What is the CAT5 safety test?
The Category 5 (CAT5) safety test, required by the latest adopted Code ASME A17.1 2016/CSA B44-16 in BC, ASME A17.1 2013/CSA B44-13 in Alberta involves setting up a full load in the car, running the car at rated speed and tripping the governor to prove the safety actuation. A recording of the stopping force is taken by measuring the slide marks on the rails.
Traditional Test Method
This conventional test method ensures that deprivation of components from the original design and installation has not happened and the system compliance is not affected. This method was the only workable method of ensuring code compliance throughout the life cycle of the elevator in North America and Canada.
Many of the original manufacturers consider this test destructive to the components as the test removes safety-shoe material or get damaged beyond repair and will require replacement. Another disadvantage is the cost, management and handling of the test weights themselves.
Alternative Test Method
Alternative testing methods, which has been in use for two decades in Europe, is now permitted by Code subject to approval of the local Safety Authority. The tools are reviewed by the Safety Authority and approved for testing of car and counterweight safeties, oil buffers, driving machine brakes, emergency brakes and traction braking system.
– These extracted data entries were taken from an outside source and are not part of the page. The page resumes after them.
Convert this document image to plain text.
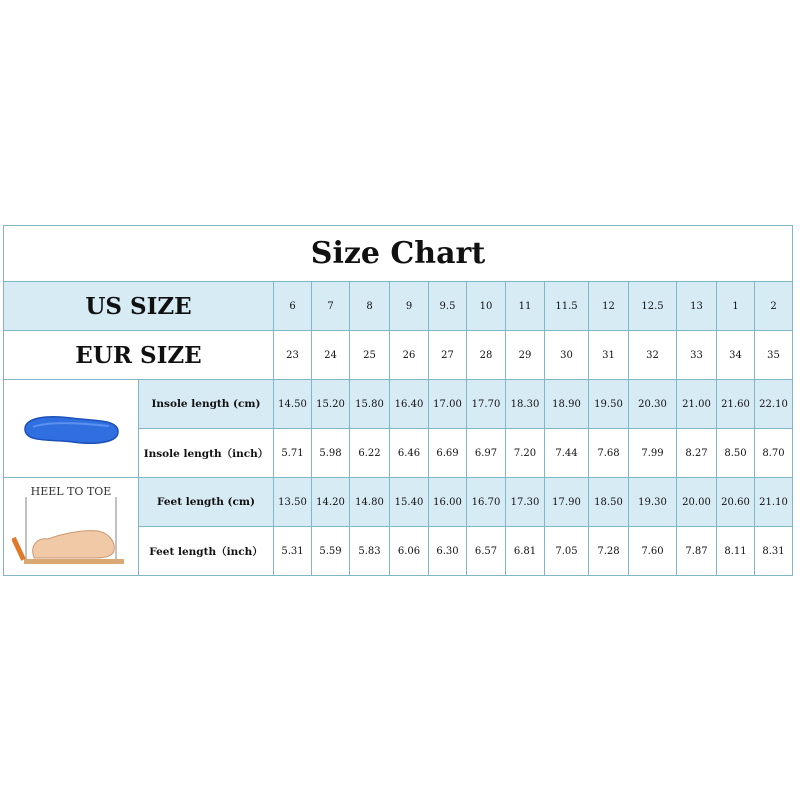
Size Chart														
US SIZE		6	7	8	9	9.5	10	11	11.5	12	12.5	13	1	2
EUR SIZE		23	24	25	26	27	28	29	30	31	32	33	34	35

	Insole length (cm)	14.50	15.20	15.80	16.40	17.00	17.70	18.30	18.90	19.50	20.30	21.00	21.60	22.10
	Insole length（inch）	5.71	5.98	6.22	6.46	6.69	6.97	7.20	7.44	7.68	7.99	8.27	8.50	8.70

HEEL TO TOE	Feet length (cm)	13.50	14.20	14.80	15.40	16.00	16.70	17.30	17.90	18.50	19.30	20.00	20.60	21.10
	Feet length（inch）	5.31	5.59	5.83	6.06	6.30	6.57	6.81	7.05	7.28	7.60	7.87	8.11	8.31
The alternative system consists of three major parts: a laptop computer with software, rope-tension measuring gauges with an output into the laptop and an accelerometer output into the laptop. This method will measure the forces and calculate the retardations. Unlike the conventional method this system provides a direct measurement of relevant elevator forces.
In addition to cost efficiency, the use of an alternative system that certifies equivalent results without the use of weights, eliminates the hazards linked with moving test weights and the wear and tear on the building and elevator system.